[LOW] No cache headers set on API responses

[kilodesodiq-arch]

Engineering Gap

API responses have no Cache-Control, ETag, or Last-Modified headers. Clients cannot cache responses. Every request hits the database even for unchanged data.

Codebase Evidence

• app/backend/src/main.ts: No caching interceptor configured
• app/backend/src/app.controller.ts: No cache headers on root or health endpoints

Risk Profile

Unnecessary database load. Slower repeat requests.

Remediation Strategy

Add ETag-based caching for GET endpoints that return rarely-changing data. Set Cache-Control: private, max-age for authenticated responses.

Success Conditions

• ETag caching on GET endpoints
• Cache-Control headers set
• Cache invalidation on mutations

Change Surface

Files: main.ts, controller files

Security Review

Ensure no authenticated data cached publicly.

Completion Checklist

• Implementation completed
• Peer reviewed
• Ready for merge

[gbengaeben]

Hi Maintainer,

I’d love to work on this issue. I’ve reviewed the requirements and believe I can implement the solution according to the project’s guidelines and best practices.
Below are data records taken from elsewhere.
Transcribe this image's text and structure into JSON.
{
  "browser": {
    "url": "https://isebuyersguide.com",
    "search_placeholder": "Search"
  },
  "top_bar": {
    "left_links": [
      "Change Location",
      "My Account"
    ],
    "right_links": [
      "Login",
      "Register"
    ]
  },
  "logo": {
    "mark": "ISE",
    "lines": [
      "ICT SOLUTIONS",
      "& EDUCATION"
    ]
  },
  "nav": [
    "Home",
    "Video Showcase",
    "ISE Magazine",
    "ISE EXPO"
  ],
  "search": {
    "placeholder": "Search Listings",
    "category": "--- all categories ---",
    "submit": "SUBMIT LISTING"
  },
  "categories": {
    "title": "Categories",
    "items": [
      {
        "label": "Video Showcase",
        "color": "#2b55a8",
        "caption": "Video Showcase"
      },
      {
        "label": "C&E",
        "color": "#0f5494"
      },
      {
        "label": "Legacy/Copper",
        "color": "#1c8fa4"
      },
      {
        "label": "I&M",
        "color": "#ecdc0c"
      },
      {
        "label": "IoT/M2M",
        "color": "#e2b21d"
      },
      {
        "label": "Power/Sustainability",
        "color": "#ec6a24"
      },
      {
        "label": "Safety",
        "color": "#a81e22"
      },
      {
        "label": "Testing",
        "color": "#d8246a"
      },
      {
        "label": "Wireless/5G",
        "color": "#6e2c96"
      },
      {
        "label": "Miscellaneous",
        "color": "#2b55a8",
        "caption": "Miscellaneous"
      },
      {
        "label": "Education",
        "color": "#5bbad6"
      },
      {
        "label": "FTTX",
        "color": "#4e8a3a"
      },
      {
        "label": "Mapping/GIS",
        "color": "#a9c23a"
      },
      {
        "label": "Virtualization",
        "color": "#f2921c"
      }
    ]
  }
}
If the issue is available, I’d be happy to take ownership and submit a PR for review.

Thank you for your consideration

[grantfox-oss]

🦊 GrantFox — @gbengaeben has been assigned to this issue as part of the Official Campaign campaign!

Next steps:

1. Open a Pull Request referencing this issue (e.g., Closes #129)
2. Your PR will be reviewed by the ChainForgee maintainers

Good luck! Track your progress on GrantFox.